I have been planning my post-semester Eurotrip over the past few days. I booked two flights yesterday. Bucharest to Cluj-Napoca (Romania) followed by Cluj-Napoca to Budapest. It looks like my month long tour is going to look something like this: Madrid-Bucharest-Cluj-Budapest-Prague-Paris-Marrakech(Morocco)-Madrid. Seems a little bit unreal at the moment, but I am excited to see what earthly secrets I can uncover along the way. I am as excited about the destinations as I am about the fact that I will be traveling by myself, exploring cultures that are amazingly foreign to me (Romania?) all whilst exploring myself. I guess I have always had a romanticized impression of traveling solo.

Music recommendation: Check out Dallas Green’s new album: City and Colour – Bring me your love.

Saturday, February 9, 2008

P a n o r a m a s

Back in Malabo and with (shady) internet connection.
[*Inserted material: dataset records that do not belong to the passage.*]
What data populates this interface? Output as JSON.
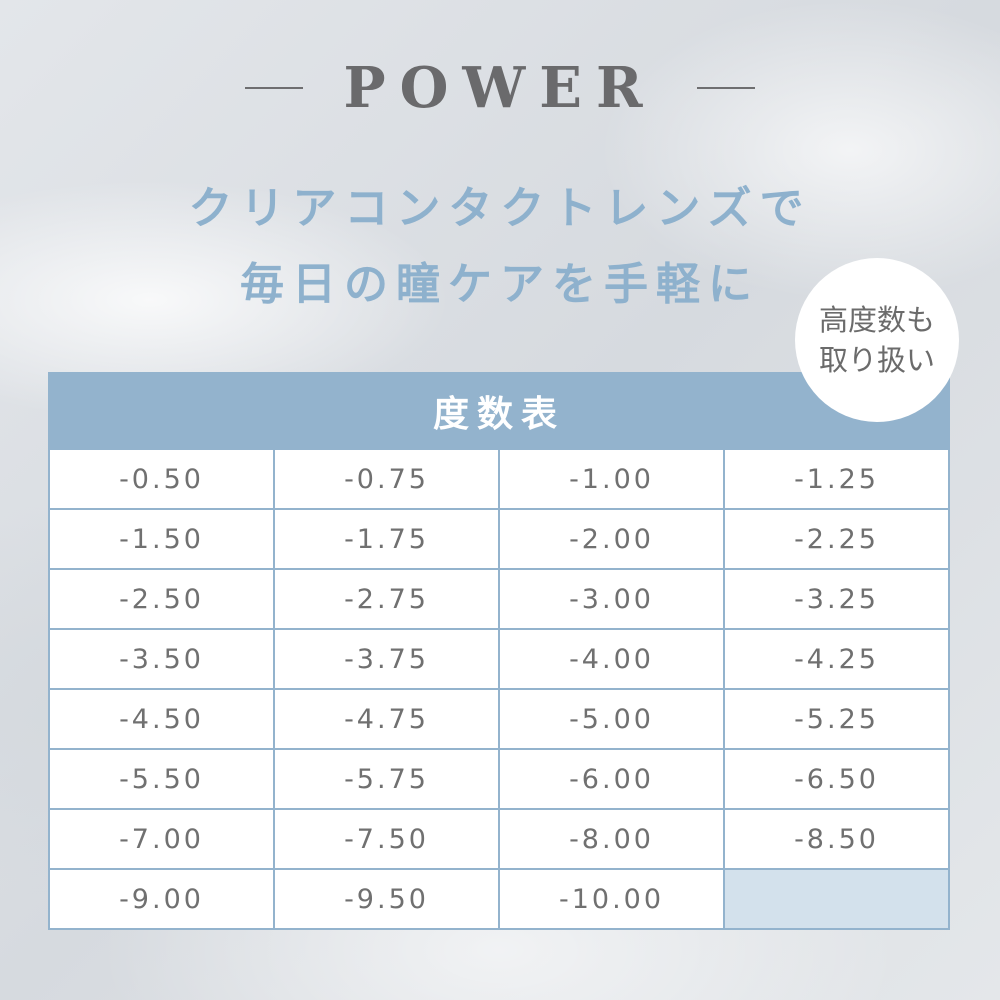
{
  "title": "POWER",
  "subtitle_lines": [
    "クリアコンタクトレンズで",
    "毎日の瞳ケアを手軽に"
  ],
  "badge": {
    "lines": [
      "高度数も",
      "取り扱い"
    ]
  },
  "table": {
    "header": "度数表",
    "cells": [
      "-0.50",
      "-0.75",
      "-1.00",
      "-1.25",
      "-1.50",
      "-1.75",
      "-2.00",
      "-2.25",
      "-2.50",
      "-2.75",
      "-3.00",
      "-3.25",
      "-3.50",
      "-3.75",
      "-4.00",
      "-4.25",
      "-4.50",
      "-4.75",
      "-5.00",
      "-5.25",
      "-5.50",
      "-5.75",
      "-6.00",
      "-6.50",
      "-7.00",
      "-7.50",
      "-8.00",
      "-8.50",
      "-9.00",
      "-9.50",
      "-10.00",
      ""
    ]
  },
  "colors": {
    "accent": "#93b3cd",
    "subtitle": "#8eb1cd",
    "text": "#707070",
    "empty_cell": "#d3e1ec"
  }
}
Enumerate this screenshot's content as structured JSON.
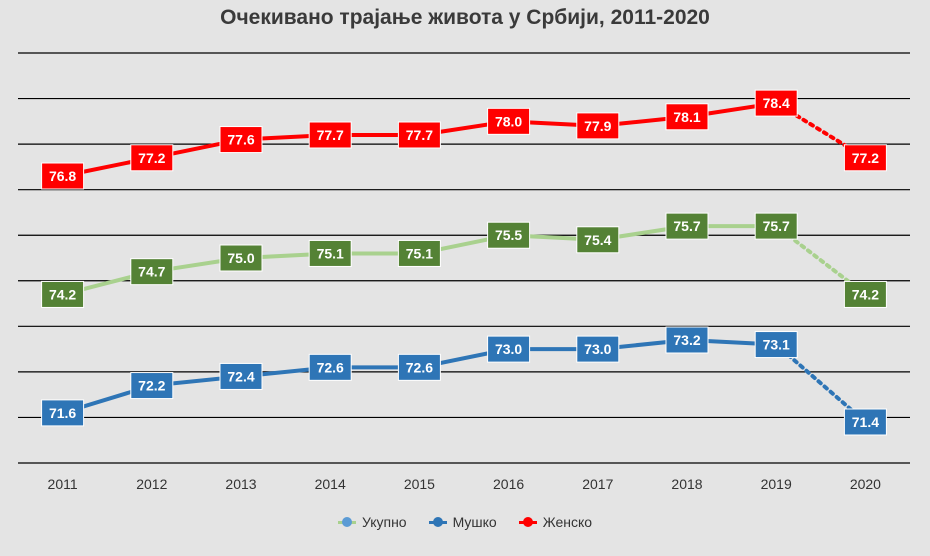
{
  "chart_data": {
    "type": "line",
    "title": "Очекивано трајање живота у Србији, 2011-2020",
    "categories": [
      "2011",
      "2012",
      "2013",
      "2014",
      "2015",
      "2016",
      "2017",
      "2018",
      "2019",
      "2020"
    ],
    "series": [
      {
        "name": "Укупно",
        "values": [
          74.2,
          74.7,
          75.0,
          75.1,
          75.1,
          75.5,
          75.4,
          75.7,
          75.7,
          74.2
        ],
        "line_color": "#a9d18e",
        "label_bg": "#548235",
        "label_color": "#ffffff"
      },
      {
        "name": "Мушко",
        "values": [
          71.6,
          72.2,
          72.4,
          72.6,
          72.6,
          73.0,
          73.0,
          73.2,
          73.1,
          71.4
        ],
        "line_color": "#2e75b6",
        "label_bg": "#2e75b6",
        "label_color": "#ffffff"
      },
      {
        "name": "Женско",
        "values": [
          76.8,
          77.2,
          77.6,
          77.7,
          77.7,
          78.0,
          77.9,
          78.1,
          78.4,
          77.2
        ],
        "line_color": "#ff0000",
        "label_bg": "#ff0000",
        "label_color": "#ffffff"
      }
    ],
    "dotted_last_segment": true,
    "grid": true,
    "ylim": [
      70.5,
      79.5
    ],
    "legend_position": "bottom"
  },
  "colors": {
    "background": "#e4e4e4",
    "gridline": "#000000",
    "tick_text": "#333333",
    "legend_ukupno_marker": "#5b9bd5"
  }
}
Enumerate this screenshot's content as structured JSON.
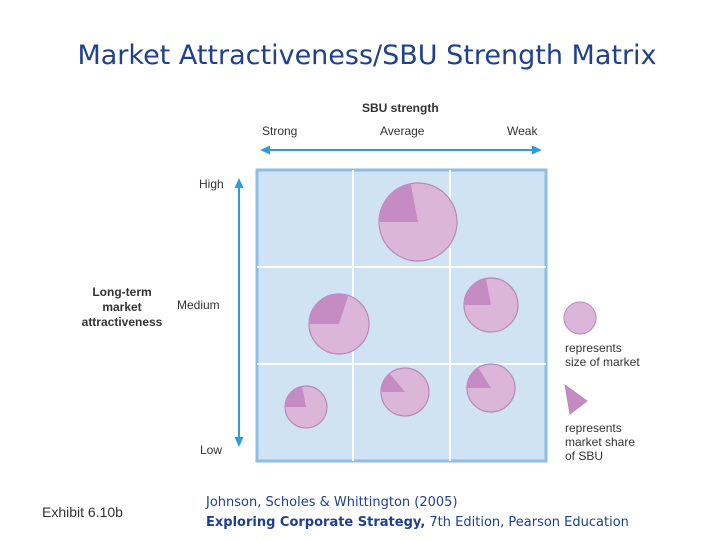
{
  "title": "Market Attractiveness/SBU Strength Matrix",
  "x_axis": {
    "title": "SBU strength",
    "levels": [
      "Strong",
      "Average",
      "Weak"
    ]
  },
  "y_axis": {
    "title_lines": [
      "Long-term",
      "market",
      "attractiveness"
    ],
    "levels": [
      "High",
      "Medium",
      "Low"
    ]
  },
  "colors": {
    "grid_fill": "#cfe3f5",
    "grid_border": "#8fbde5",
    "arrow": "#2d9be0",
    "circle_fill": "#dcb6da",
    "circle_stroke": "#b889b8",
    "share_fill": "#c58bc3"
  },
  "bubbles": [
    {
      "col": "Average",
      "row": "High",
      "market_size": "large",
      "market_share": 0.22
    },
    {
      "col": "Strong",
      "row": "Medium",
      "market_size": "medium",
      "market_share": 0.3
    },
    {
      "col": "Weak",
      "row": "Medium",
      "market_size": "small",
      "market_share": 0.22
    },
    {
      "col": "Strong",
      "row": "Low",
      "market_size": "small",
      "market_share": 0.22
    },
    {
      "col": "Average",
      "row": "Low",
      "market_size": "small",
      "market_share": 0.14
    },
    {
      "col": "Weak",
      "row": "Low",
      "market_size": "small",
      "market_share": 0.16
    }
  ],
  "legend": {
    "size_lines": [
      "represents",
      "size of market"
    ],
    "share_lines": [
      "represents",
      "market share",
      "of SBU"
    ]
  },
  "footer": {
    "exhibit": "Exhibit 6.10b",
    "citation_line1": "Johnson, Scholes & Whittington (2005)",
    "book_title": "Exploring Corporate Strategy,",
    "book_rest": " 7th Edition, Pearson Education"
  }
}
Moka was beautiful and everything, but its nice to be sleeping in a bed and to be eating something different besides rice, beans, and spaghetti three meals a day. Picture time.

Take a good look at this beautiful girl. My research project focused on surveying the bat fauna of the island and we caught this unidentified species a few days ago. We sent pictures and dimensions to the foremost bat expert for Bioko Island, to which he replied something along the lines of “this bat is going to be interesting to identify.” Bats in equatorial Africa are under studied so who knows what will happen. I just think this is a gorgeous creature.

Chamaeleo faea. Very interesting creatures that are next to impossible to find. This girl was pretty reliable though.

This is a young tree hyrax that one of the research volunteers adopted whilst on the Caldera expedition. Sadly enough it died a few days after this picture was taken but such is the course of life. The elephant is the closest living relative to the tree hyrax.

Here is a field of bracken fern atop Pico BiaĆ³, somewhere around 1,900 meters above sea level.

The cascades were very impressive. Just to give some idea of the size of these things, I will note that the above picture is a composition of three photos taken in a portrait orientation and stitched.

The crater lake just over the peak. Absolutely gorgeous. Sorry for the inconsistent sky tones from the photo stitching.

A cow pasture to the west of the village.